一行は、魔王が復活したことに魔物たちが夢中になって、自分たちを追撃することを忘れている間に急いで雪山装備を掘り起こし、それらを身に着けた。
埋めた道具の全てを掘り起こしたわけでは無い。一行は時間を惜しんで、雪山を踏破するのに必要なものだけを選んで装備し、後は土の中に埋まったままにした。
たった今、やっとの思いで逃げ出してきた魔王城の周辺では、そこに集まった魔物たちが興奮して、大騒ぎを続けている。
人間にとって魔王とは恐ろしい敵だったが、魔物たちにとっては、何千年間もその復活を願い続けた「救世主」に他ならなかった。
魔王は魔物たちを統率し導く王であり、その魔王の指揮の下で戦い、勝利すれば、この世界を魔物のものとすることができるのだ。
魔王が復活したことを感じ取ったのか、クラテーラ山の周辺には、さらに魔物たちが集まりつつある様だった。
まず真っ先に駆けつけてきたのは翼のある魔物たちで、噴煙の中に光る稲妻に照らされて、不気味なシルエットが無数に映し出されている。
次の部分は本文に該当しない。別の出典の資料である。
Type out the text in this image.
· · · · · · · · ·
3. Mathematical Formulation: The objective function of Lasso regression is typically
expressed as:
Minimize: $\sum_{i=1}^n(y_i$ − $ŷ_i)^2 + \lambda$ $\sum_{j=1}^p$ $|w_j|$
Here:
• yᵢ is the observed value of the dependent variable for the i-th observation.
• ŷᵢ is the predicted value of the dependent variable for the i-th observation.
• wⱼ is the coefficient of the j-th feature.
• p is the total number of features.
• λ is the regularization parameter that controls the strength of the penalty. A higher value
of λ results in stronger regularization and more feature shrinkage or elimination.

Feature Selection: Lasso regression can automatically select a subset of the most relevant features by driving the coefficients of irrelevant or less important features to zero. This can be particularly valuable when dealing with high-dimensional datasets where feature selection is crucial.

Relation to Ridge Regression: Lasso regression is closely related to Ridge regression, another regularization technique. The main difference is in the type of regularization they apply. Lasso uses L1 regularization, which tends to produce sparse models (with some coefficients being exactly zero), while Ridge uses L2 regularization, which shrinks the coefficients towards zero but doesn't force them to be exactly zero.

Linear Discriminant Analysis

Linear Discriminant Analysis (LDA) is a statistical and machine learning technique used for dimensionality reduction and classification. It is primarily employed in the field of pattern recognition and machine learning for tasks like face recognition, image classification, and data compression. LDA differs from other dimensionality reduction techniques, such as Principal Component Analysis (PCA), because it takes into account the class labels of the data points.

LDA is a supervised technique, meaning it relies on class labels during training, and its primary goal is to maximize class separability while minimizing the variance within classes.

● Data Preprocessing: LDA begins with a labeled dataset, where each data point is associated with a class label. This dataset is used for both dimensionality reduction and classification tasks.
翼を持たない魔物たちもきっと、それぞれの棲み処から続々とこの場所へと向かってきているのに違いなかった。
あるいは、魔王が復活したことで暗黒神テネブラエが支配する世界と通じる門が開かれ、その門を通って、さらに多くの魔物たちが溢れ出てきているのかもしれない。
それらの魔物が、人間の世界へ濁流となって襲いかかってくる。
その光景を想像して、サムは自身の背筋が寒くなるのを感じ、その身体中に嫌な汗がにじんでくる。
「早く戻りましょう。魔物たちが動き出す前に」
ティアのその言葉で、一行は再び歩き始めた。
一刻も早く、この危機を世界中に知らせなければならなかった。
世界が滅亡するか、守られるか。
それを決める大戦が、始まろうとしている。